El artificio y la voz

La esperada segunda novela del autor extremeño, ´La tierra que pisamos´, ofrece muestras del gran estilo de ´Intemperie´, pero sin su perfección

El artificio y la voz

Jesús Carrasco (Olivenza, Badajoz, 1972) deslumbró hace ahora tres años a lectores y crítica con su debut narrativo. Intemperie ofrecía una poderosa voz personal, atenta a la frase como medida expresiva sustancial, en la que los ecos de Faulkner o Cormac McCarthy no ocultaban una cierta tradición literaria española en la que historias ambientadas en el mundo rural se convierten en fábulas universales sobre la condición humana: de Cela o Benet a Delibes, y de Luis Mateo Díez a Julio Llamazares. La novela, traducida a numerosos idiomas, fue un éxito instantáneo.

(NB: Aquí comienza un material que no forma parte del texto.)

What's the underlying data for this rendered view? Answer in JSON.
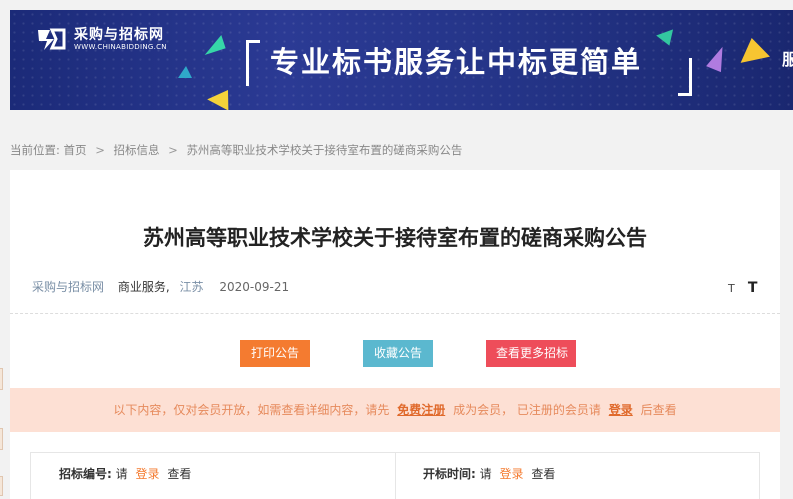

De ahí la expectación ante la segunda obra del novelista pacense, que acaba de publicar, también en Seix Barral, La tierra que pisamos. Carrasco prometía al año de entregar Intemperie, escrita en estado de gracia desde el arranque hasta el colofón ("Luego volvió a la puerta y allí permaneció mientras duró la lluvia, mirando cómo Dios aflojaba por un rato las tuercas de su tormento"), no desmayar en la "intensidad y tensión verbal" de su prosa, dos de las características de una escritura que suele desplegar la materia narrativa desde una muy cuidada voluntad de la construcción lingüística, tal y como hacen los mejores poetas.

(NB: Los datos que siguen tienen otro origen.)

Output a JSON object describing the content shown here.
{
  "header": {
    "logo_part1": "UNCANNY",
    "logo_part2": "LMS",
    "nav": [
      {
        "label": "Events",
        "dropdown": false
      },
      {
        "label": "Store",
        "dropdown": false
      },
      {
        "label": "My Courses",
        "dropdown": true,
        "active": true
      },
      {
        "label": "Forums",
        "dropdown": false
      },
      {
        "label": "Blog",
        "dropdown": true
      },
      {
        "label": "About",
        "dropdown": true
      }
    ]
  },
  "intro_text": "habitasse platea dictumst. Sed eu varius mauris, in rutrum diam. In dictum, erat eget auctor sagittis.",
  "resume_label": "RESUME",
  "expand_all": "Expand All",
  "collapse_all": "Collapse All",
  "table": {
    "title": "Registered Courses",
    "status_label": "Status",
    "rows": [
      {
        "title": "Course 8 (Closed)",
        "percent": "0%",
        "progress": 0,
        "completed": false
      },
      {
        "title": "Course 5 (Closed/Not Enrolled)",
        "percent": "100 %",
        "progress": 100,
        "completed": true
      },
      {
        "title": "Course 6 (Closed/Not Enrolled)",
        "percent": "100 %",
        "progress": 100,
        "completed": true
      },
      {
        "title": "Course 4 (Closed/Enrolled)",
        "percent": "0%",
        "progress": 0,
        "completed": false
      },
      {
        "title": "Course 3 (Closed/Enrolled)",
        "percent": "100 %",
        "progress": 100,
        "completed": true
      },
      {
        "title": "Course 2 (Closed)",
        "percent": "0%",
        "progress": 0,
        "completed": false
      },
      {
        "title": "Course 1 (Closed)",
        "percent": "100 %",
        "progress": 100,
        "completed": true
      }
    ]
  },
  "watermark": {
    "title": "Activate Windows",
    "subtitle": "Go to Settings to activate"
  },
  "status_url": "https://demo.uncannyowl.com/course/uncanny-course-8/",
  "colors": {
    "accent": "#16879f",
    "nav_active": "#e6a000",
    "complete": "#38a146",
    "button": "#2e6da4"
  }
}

No defrauda. Hay en La tierra que pisamos páginas deslumbrantes, quilates literarios, pero, a diferencia de lo que ocurría con Intemperie, sus mecanismos novelísticos enseñan piezas que no acaban de funcionar con fluidez. Carrasco acude aquí a la ucronía para refundir en un lugar y un tiempo determinados (su Extremadura natal, en las primeras décadas del siglo XX) acontecimientos históricos con una distinta cronología (la saña colonial, las matanzas de las tropas franquistas en su subida hacia Madrid durante la Guerra Civil o los grandes exterminios que ejecutaron los nazis durante la Segunda Guerra Mundial) y que operan en el texto como una representación del mal.

La impresión, sin embargo, es que no hacía falta ese recurso de tanto artificio para enfrentar al lector con uno de los temas nucleares de la novela. Bastaba con que el autor hubiera situado el relato en cualquiera de esos tres referidos marcos de la infamia, sin recurrir a una estilización que se antoja un poco gratuita por cuanto es innecesaria para los asuntos que enfrenta aquí Carrasco.

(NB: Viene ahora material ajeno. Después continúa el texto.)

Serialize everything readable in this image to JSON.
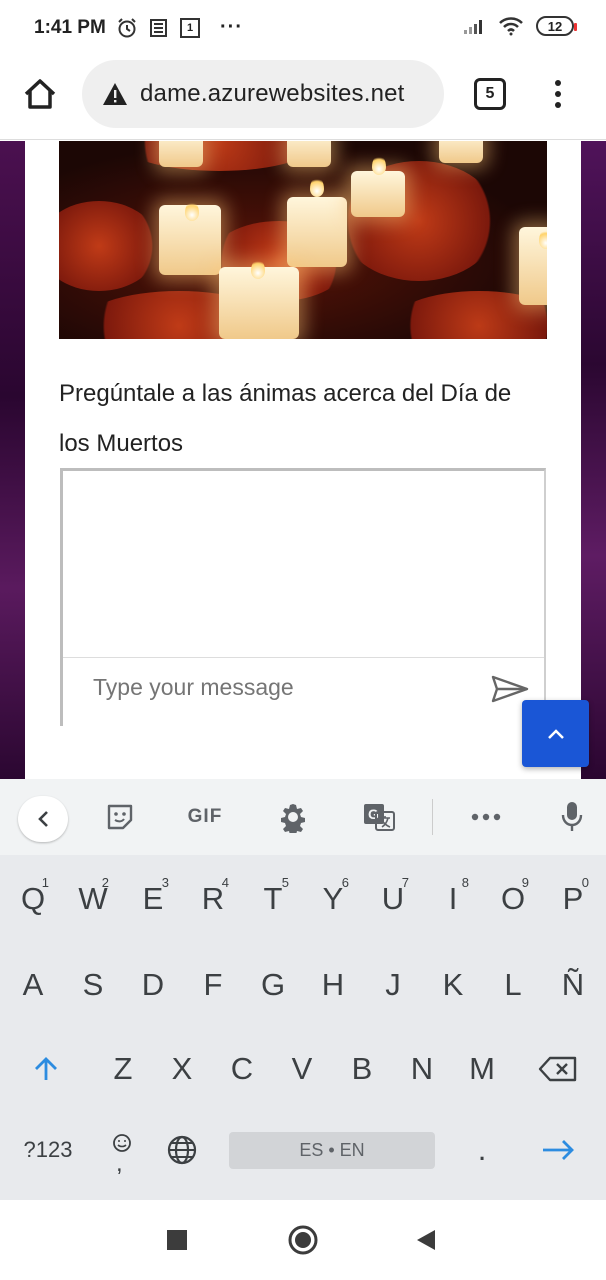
{
  "status_bar": {
    "time": "1:41 PM",
    "icons_left": [
      "alarm-icon",
      "news-icon",
      "calendar-icon",
      "more-dots-icon"
    ],
    "calendar_day": "1",
    "more": "···",
    "battery": "12",
    "icons_right": [
      "signal-icon",
      "wifi-icon",
      "battery-icon"
    ]
  },
  "browser": {
    "url": "dame.azurewebsites.net",
    "tab_count": "5",
    "security_icon": "warning-triangle-icon"
  },
  "content": {
    "prompt": "Pregúntale a las ánimas acerca del Día de los Muertos",
    "chat_placeholder": "Type your message",
    "colors": {
      "background": "#3a0c3e",
      "accent": "#1a56d6"
    }
  },
  "keyboard": {
    "toolbar": {
      "gif": "GIF"
    },
    "row1": [
      {
        "k": "Q",
        "h": "1"
      },
      {
        "k": "W",
        "h": "2"
      },
      {
        "k": "E",
        "h": "3"
      },
      {
        "k": "R",
        "h": "4"
      },
      {
        "k": "T",
        "h": "5"
      },
      {
        "k": "Y",
        "h": "6"
      },
      {
        "k": "U",
        "h": "7"
      },
      {
        "k": "I",
        "h": "8"
      },
      {
        "k": "O",
        "h": "9"
      },
      {
        "k": "P",
        "h": "0"
      }
    ],
    "row2": [
      "A",
      "S",
      "D",
      "F",
      "G",
      "H",
      "J",
      "K",
      "L",
      "Ñ"
    ],
    "row3": [
      "Z",
      "X",
      "C",
      "V",
      "B",
      "N",
      "M"
    ],
    "symbols": "?123",
    "comma": ",",
    "space": "ES • EN",
    "period": "."
  }
}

España es otra colonia de una gran instancia imperial (algo así como si Hitler y los suyos hubiesen sido los ganadores de la última gran conflagración) que va de los Urales a África. Eva Holman, mujer culta a la que le gusta escribir, disfruta en un pueblo extremeño junto a su marido -un alto militar tullido que encarna la mentalidad castrense y despótica de los vencedores- las ventajas de la conquista y la rapiña. Es un mundo de señores y súbditos. Una mañana, mientras cultiva sus geranios, descubre en la finca que ocupa a un hombre harapiento del que aún lo ignora todo. A lo largo de ochenta y siete capítulos de distinta extensión, alguno de apenas ocho líneas, esta mujer en la que aún no están apagadas la curiosidad y la empatía (dos de las cualidades que, en realidad, nos hacen humanos) irá descubriendo la historia (o al menos una posible historia) de cómo y por qué ese personaje inquietante, Leva, llegó a su huerto para abrazarse a los árboles, acariciar las verduras y sentir en sus manos la tierra de su origen.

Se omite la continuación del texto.